A total of 48 patients were included. Mean age was 43 years (range: 19-66 years), 26 were male (54.1%). Twenty-one patients received PCV and 27 temozolomide. The baseline characteristics were not difference between the groups. The progression-free survival and overall survival in the PCV group were 7.2 and 10.6 years respectively and temozolomide were 6.1 and 9.2 years, both statistically significant. The radiological response was present in 80.9% in PCV arm and 70.2% in temozolomide arm there was not statistical differences. The multivariate Cox model showed only the significant parameters the use of PCV protocol. The toxicity grade 3 or 4 was present in 42.8% in PCV arm and 11.1% in temozolomide arm.

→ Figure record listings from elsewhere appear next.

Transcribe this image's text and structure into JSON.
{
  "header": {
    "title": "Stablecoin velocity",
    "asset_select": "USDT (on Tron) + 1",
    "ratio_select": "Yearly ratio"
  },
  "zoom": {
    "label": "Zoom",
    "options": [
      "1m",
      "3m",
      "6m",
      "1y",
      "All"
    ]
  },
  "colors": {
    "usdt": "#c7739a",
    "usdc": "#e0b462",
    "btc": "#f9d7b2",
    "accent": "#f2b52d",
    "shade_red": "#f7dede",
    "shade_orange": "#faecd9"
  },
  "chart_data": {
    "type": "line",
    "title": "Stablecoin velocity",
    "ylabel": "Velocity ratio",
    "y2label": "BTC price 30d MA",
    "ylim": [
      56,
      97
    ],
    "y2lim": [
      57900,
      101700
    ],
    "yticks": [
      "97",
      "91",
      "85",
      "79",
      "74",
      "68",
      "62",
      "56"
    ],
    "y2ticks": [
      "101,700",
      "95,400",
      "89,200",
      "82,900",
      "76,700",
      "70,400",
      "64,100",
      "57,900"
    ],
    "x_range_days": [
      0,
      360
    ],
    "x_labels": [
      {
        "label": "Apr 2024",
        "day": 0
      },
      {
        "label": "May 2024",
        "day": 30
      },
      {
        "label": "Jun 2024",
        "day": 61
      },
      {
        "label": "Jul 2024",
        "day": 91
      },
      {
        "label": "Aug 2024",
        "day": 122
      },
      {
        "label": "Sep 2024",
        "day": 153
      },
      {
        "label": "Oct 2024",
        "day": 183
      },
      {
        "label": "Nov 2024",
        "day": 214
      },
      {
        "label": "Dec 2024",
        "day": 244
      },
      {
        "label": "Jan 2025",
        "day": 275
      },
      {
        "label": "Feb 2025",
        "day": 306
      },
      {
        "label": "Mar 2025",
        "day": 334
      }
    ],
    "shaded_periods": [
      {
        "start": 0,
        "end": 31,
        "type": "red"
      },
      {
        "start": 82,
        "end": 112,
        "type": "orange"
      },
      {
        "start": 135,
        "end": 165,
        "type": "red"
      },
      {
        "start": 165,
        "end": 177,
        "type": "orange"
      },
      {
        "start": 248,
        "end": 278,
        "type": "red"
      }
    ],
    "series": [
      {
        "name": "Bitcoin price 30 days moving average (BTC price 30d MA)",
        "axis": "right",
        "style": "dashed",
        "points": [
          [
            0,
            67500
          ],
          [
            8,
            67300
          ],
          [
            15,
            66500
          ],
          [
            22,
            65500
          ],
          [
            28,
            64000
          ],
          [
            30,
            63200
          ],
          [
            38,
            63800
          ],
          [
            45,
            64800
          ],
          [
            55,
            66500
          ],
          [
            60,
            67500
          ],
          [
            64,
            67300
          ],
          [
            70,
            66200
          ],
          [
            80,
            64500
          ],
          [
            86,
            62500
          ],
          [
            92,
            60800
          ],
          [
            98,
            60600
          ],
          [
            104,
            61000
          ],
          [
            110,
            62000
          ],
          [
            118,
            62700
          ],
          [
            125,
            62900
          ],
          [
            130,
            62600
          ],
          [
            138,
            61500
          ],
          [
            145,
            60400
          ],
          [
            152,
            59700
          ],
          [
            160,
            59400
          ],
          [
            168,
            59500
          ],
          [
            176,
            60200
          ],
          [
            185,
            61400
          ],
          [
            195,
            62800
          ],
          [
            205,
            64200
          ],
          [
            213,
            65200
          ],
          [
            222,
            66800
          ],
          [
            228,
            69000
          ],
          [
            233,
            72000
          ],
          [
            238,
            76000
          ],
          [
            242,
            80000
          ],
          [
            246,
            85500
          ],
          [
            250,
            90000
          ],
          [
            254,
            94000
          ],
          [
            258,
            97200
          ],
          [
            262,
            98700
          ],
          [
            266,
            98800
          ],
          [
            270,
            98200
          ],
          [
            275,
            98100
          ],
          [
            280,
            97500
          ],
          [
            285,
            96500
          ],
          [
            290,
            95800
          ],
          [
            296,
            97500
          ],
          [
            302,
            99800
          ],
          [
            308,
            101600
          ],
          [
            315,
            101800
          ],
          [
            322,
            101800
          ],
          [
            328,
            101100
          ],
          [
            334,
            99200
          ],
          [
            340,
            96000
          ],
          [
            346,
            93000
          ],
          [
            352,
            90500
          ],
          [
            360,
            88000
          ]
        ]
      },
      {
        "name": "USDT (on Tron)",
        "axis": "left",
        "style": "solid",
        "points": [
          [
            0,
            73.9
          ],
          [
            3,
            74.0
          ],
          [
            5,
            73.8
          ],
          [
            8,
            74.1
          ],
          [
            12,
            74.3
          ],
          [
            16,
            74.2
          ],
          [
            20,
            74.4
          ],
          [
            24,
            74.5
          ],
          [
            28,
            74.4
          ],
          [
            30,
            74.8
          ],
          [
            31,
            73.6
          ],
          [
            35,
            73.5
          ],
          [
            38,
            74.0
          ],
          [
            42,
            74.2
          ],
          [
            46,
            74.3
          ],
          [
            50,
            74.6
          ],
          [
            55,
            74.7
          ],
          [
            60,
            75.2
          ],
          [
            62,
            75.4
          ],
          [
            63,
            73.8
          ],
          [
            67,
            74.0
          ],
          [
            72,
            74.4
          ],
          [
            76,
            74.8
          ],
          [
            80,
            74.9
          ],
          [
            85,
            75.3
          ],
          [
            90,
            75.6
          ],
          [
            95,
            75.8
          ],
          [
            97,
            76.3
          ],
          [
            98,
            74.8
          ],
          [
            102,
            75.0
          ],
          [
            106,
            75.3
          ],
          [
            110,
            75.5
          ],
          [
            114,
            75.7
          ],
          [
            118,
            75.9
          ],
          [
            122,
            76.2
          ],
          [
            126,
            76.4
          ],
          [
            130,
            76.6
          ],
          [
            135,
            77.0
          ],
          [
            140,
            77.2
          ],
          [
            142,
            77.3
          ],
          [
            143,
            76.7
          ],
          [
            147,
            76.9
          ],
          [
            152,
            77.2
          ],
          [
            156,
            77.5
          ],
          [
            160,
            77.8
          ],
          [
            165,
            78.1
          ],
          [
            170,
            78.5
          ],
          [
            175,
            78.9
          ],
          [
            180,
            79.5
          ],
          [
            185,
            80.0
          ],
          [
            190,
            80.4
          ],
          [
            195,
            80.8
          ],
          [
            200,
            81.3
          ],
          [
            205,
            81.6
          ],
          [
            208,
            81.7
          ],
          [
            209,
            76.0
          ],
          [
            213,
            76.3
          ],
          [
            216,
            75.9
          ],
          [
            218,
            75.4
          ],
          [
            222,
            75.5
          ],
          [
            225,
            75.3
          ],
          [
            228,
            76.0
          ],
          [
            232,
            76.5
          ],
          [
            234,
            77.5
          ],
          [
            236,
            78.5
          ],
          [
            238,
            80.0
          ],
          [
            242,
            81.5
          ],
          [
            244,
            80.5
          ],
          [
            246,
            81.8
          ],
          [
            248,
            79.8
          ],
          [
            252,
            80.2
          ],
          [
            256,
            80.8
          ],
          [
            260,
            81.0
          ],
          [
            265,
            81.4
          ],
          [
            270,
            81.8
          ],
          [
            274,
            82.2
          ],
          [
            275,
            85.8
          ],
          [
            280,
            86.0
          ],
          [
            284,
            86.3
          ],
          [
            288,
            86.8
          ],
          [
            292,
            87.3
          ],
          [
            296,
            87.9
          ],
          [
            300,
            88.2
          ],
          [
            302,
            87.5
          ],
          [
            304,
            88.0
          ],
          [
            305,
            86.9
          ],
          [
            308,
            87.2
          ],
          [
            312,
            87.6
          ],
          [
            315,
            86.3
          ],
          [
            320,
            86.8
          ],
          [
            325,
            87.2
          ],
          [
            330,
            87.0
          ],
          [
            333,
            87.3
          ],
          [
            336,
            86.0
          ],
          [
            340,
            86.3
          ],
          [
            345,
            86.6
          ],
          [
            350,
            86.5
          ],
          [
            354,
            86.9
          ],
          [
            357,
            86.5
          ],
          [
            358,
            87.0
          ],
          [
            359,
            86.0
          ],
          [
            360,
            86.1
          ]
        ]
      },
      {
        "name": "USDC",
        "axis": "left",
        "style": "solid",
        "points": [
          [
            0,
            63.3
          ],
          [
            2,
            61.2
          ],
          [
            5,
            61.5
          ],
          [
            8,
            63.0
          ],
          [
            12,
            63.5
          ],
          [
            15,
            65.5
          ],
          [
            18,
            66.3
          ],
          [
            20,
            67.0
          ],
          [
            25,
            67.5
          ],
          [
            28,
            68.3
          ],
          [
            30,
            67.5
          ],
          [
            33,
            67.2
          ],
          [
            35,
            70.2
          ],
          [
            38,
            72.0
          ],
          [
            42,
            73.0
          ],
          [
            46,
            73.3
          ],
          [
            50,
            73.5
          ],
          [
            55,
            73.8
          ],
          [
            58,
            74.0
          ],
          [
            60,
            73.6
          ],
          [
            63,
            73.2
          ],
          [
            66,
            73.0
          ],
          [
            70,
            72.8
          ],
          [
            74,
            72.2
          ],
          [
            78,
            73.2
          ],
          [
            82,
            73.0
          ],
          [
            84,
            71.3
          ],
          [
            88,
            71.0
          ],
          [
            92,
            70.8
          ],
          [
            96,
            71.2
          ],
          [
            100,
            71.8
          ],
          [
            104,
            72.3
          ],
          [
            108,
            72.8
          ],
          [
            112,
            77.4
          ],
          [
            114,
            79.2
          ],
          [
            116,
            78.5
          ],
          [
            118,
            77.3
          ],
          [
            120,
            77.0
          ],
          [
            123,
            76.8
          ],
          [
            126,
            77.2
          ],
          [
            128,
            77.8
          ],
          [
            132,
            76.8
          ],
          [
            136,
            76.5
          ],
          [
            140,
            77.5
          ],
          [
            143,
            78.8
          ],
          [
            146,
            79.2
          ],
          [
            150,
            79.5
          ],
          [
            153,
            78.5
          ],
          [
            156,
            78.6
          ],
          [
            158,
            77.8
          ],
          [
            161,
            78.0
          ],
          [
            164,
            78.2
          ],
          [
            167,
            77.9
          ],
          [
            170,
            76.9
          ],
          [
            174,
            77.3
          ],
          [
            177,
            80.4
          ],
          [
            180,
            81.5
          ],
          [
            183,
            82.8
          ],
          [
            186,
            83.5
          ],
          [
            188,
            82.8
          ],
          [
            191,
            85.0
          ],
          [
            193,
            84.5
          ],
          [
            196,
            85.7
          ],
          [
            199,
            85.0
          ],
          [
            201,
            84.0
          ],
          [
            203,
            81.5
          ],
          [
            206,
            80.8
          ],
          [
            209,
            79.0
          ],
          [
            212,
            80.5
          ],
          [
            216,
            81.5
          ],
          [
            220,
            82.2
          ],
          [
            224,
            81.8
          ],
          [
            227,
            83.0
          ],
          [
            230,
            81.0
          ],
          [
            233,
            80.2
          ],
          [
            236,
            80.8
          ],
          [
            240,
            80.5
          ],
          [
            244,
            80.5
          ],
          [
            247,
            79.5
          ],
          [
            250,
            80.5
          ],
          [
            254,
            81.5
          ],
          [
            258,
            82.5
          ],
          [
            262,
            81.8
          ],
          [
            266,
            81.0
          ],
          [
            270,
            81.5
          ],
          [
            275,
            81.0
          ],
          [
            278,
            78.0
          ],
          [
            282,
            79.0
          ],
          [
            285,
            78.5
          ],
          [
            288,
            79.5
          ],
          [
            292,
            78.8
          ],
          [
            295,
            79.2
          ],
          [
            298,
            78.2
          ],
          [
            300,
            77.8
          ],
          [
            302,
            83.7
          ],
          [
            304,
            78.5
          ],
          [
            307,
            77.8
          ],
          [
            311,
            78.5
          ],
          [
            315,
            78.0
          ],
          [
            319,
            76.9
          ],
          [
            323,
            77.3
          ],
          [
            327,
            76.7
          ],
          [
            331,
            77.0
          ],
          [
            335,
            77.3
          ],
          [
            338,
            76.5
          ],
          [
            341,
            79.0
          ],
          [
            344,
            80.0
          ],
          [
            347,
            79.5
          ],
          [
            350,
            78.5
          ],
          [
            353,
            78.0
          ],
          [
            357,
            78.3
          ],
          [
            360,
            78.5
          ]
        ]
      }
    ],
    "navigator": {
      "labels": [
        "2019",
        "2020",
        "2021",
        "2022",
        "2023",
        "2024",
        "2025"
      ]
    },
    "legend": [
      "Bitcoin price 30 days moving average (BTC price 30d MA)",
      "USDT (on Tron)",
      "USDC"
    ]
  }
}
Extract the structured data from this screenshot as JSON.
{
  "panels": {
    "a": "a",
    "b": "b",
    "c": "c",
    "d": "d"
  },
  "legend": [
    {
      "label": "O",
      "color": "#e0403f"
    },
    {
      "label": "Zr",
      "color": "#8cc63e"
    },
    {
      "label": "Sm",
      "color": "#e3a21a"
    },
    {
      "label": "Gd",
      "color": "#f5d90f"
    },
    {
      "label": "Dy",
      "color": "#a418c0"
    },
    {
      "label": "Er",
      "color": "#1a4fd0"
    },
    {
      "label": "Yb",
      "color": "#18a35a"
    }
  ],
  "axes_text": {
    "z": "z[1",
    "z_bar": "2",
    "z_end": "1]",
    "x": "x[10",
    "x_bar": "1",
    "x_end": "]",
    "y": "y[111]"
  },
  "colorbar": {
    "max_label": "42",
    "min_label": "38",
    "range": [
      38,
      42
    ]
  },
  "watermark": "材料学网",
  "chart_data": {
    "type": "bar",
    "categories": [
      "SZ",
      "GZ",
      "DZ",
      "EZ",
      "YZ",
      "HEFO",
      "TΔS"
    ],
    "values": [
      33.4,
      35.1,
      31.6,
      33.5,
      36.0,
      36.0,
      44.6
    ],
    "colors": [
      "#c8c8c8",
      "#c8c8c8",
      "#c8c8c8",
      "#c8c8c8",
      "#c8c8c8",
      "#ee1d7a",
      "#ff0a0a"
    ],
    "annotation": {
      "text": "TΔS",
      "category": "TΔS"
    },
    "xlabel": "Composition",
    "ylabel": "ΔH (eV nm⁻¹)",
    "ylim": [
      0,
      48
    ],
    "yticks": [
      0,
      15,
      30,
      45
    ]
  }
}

The most common strategy in the Latin America community is the substitution of the PCV for temozolomide. This retrospective study showed superior efficacy of PCV than temozolomide. The Latin American community effort must be made to be able to have the drugs to available for using as a first line of treatment.
丙卡巴肼、洛莫司汀和长春新碱(PCV)联合放疗可提高1p19q共缺失的间变性少突胶质细胞瘤患者的总生存率。
本回顾性分析调查了1p19q共缺失的间变性少突胶质细胞瘤患者的预后,比较了两种不同方案(放疗联合替莫唑胺或PCV)。主要终点是总生存率和无进展生存率。次要终点是放射学反应。
共纳入48例患者。平均年龄43岁(范围:19 - 66岁),男性26例(54.1%)。21例患者接受PCV治疗,27例接受替莫唑胺治疗。两组间基线特征无差异。PCV组的无进展生存率和总生存率分别为7.2年和10.6年,替莫唑胺组分别为6.1年和9.2年,均具有统计学意义。PCV组的放射学反应率为80.9%,替莫唑胺组为70.2%,无统计学差异。多变量Cox模型显示仅PCV方案的使用为显著参数。PCV组3级或4级毒性发生率为42.8%,替莫唑胺组为11.1%。
拉丁美洲群体最常见的策略是用替莫唑胺替代PCV。这项回顾性研究表明PCV的疗效优于替莫唑胺。拉丁美洲群体必须努力使这些药物能够作为一线治疗药物可用。